January 20, 2023

Celebrating innovation in the lab

Researchers looking at computer.

Every significant advancement in cancer prevention, treatment and survivorship starts with people willing to ask questions and take risks in a laboratory.

Bench-top researchers are on the frontlines of testing new ideas and challenging existing notions of what is possible. Not every experiment works as hoped, but even disappointment and rejection are valuable in helping advance discovery.

“It takes courage and resilience (to do this research),” said Dr. Caroline Alexander, a professor and researcher in the McArdle Laboratory for Cancer Research at UW-Madison.

Seeking to reward and encourage cutting-edge ideas and study, McArdle has launched the Bothwell prize, awarded annually for research papers published by a UW-based team. Instead of a nomination approach, the reviewers consider all such papers published throughout the previous calendar year. Winners are selected based on the potential impact of that work on the understanding or treatment of cancer.

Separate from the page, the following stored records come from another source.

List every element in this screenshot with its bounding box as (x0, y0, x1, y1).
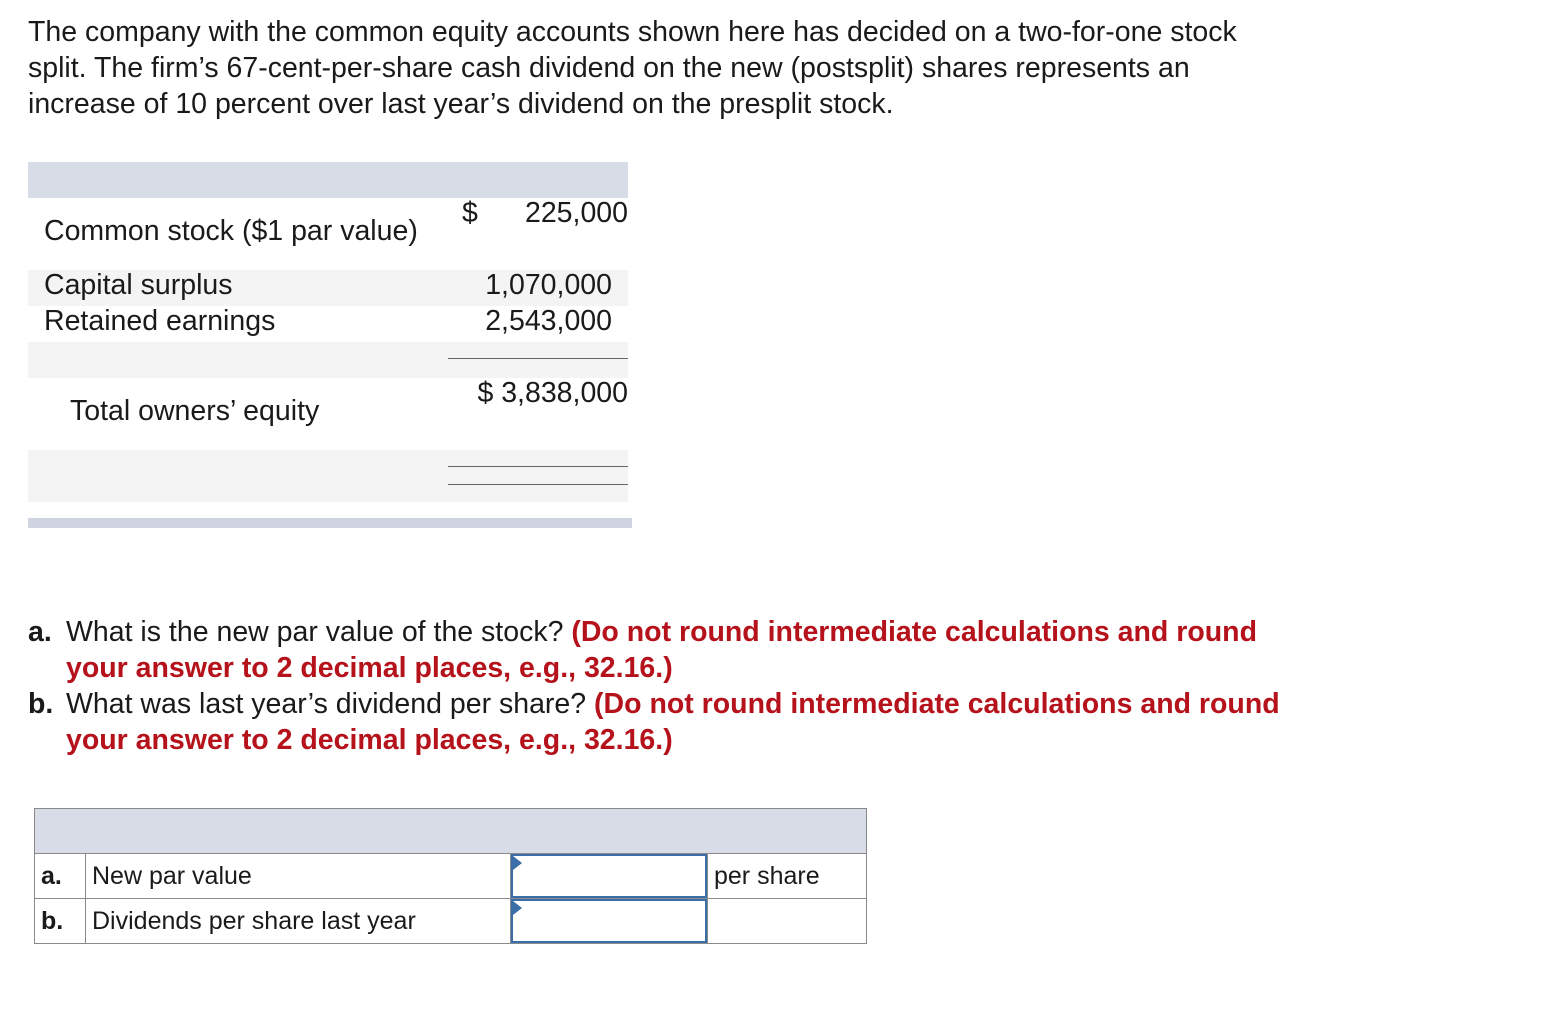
total-equity-value: $ 3,838,000 (477, 377, 628, 409)
question-b (28, 686, 1308, 758)
question-a-instructions: (Do not round intermediate calculations and round your answer to 2 decimal places, e.g., 32.16.) (66, 616, 1257, 684)
question-a-text: What is the new par value of the stock? (66, 616, 564, 648)
answer-table-header (35, 809, 867, 854)
double-underline-bottom (448, 484, 628, 485)
input-flag-icon (513, 856, 522, 870)
question-b-letter: b. (28, 688, 54, 720)
common-stock-value: 225,000 (524, 197, 628, 229)
total-equity-label: Total owners’ equity (70, 395, 320, 427)
row-band (28, 342, 628, 378)
answer-row-b (35, 899, 867, 944)
question-a (28, 614, 1308, 686)
last-year-dividend-input[interactable] (511, 899, 707, 943)
row-b-label: Dividends per share last year (86, 899, 511, 944)
table-header-band (28, 162, 628, 198)
row-band (28, 450, 628, 502)
new-par-value-input[interactable] (511, 854, 707, 898)
row-a-label: New par value (86, 854, 511, 899)
row-b-unit (708, 899, 867, 944)
table-footer-band (28, 518, 632, 528)
retained-earnings-value: 2,543,000 (485, 305, 612, 337)
equity-accounts-table (28, 162, 632, 528)
capital-surplus-label: Capital surplus (44, 269, 233, 301)
row-a-letter: a. (35, 854, 86, 899)
subtotal-rule (448, 358, 628, 359)
question-b-instructions: (Do not round intermediate calculations and round your answer to 2 decimal places, e.g., 32.16.) (66, 688, 1280, 756)
row-b-input-cell (511, 899, 708, 944)
capital-surplus-value: 1,070,000 (485, 269, 612, 301)
problem-statement: The company with the common equity accounts shown here has decided on a two-for-one stock split. The firm’s 67-cent-per-share cash dividend on the new (postsplit) shares represents an increase of 10 percent over last year’s dividend on the presplit stock. (28, 16, 1237, 120)
answer-table-header-cell (35, 809, 867, 854)
answer-table (34, 808, 867, 944)
double-underline-top (448, 466, 628, 467)
question-a-letter: a. (28, 616, 52, 648)
retained-earnings-label: Retained earnings (44, 305, 276, 337)
common-stock-currency: $ (462, 197, 478, 229)
row-b-letter: b. (35, 899, 86, 944)
input-flag-icon (513, 901, 522, 915)
common-stock-label: Common stock ($1 par value) (44, 215, 418, 247)
questions (28, 614, 1308, 758)
answer-row-a (35, 854, 867, 899)
row-a-unit: per share (708, 854, 867, 899)
question-b-text: What was last year’s dividend per share? (66, 688, 587, 720)
row-a-input-cell (511, 854, 708, 899)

Learn more about the Bothwell Prize

This prize honors the legacy of Claire Bothwell, a young journalist who worked for the BBC in Scotland. She was a staunch advocate for the potential of science to produce transformational ideas for cancer prevention, early intervention and improved treatments.

This year’s inaugural recipients are Dr. Zachary Morris, an associate professor in the Department of Human Oncology, and Dr. Beth Weaver, a professor in the Department of Cell and Regenerative Biology.

Advancing theranostics

Dr. Zachary Morris in the lab
Dr. Zachary Morris

Morris is the leader of a team collaborating on a novel precision medicine approach that combines immunotherapy with targeted radionuclide therapy. The latter therapy involves attaching an isotope to a specialized molecule that is selectively taken up by tumor cells following intravenous administration. When labeled with certain isotopes, imaging can be performed to quantitatively map the uptake of the molecule at all tumor sites within a body.

The molecule can also be attached to an isotope that emits therapeutic radiation, which will deliver a low dose of radiation to all tumor sites in the body. The amount of therapeutic radiation administered to a patient can be personalized using information from the quantitative imaging maps.

Combining such targeted radionuclides with a form of immunotherapy called immune checkpoint inhibition successfully eliminated all cancer sites within test mice while leaving healthy tissue unaffected. It has even made “cold” tumors that do not typically respond to immunotherapies more receptive to treatment. The mice given this combination treatment also showed a long-lasting immune response that fights cancer cells injected months later.

Morris and his collaborators are preparing to start clinical trials with recurrent and metastatic cancer patients within the next few years.

“I’m very hopeful and optimistic that this will improve our ability to achieve an effective anti-tumor response in patients by using this combination therapy,” Morris said.

Refining a key cancer drug

Dr. Beth Weaver in Lab
Dr. Beth Weaver

Weaver and her colleagues took a closer look at a widely-used chemotherapy called paclitaxel (Taxol). Only about half of breast cancer patients experience a therapeutic benefit from that drug, and doctors have no way to predict whether it will be successful before starting treatment.

By researching how cells multiply across several variations of breast cancer, they found that paclitaxel is more effective in cancers exhibiting high rates of chromosomal instability, where there is uneven chromosome distribution during cell division. Paclitaxel increases this instability to a point that is unsustainable for the cancer cells.

The team found that chromosomal instability can be used to predict the effectiveness of paclitaxel, which could improve treatment plans for a significant number of patients.

“We already know that paclitaxel works for approximately half of breast cancer patients, which is a higher proportion than other treatments. If we can develop a biomarker to identify that half up-front, we can spare all the non-responders the potential toxicities of being treated with this drug.

She added that having a better understanding of how paclitaxel works at a cellular level has provided researchers clues to find ways to overcome drug resistance.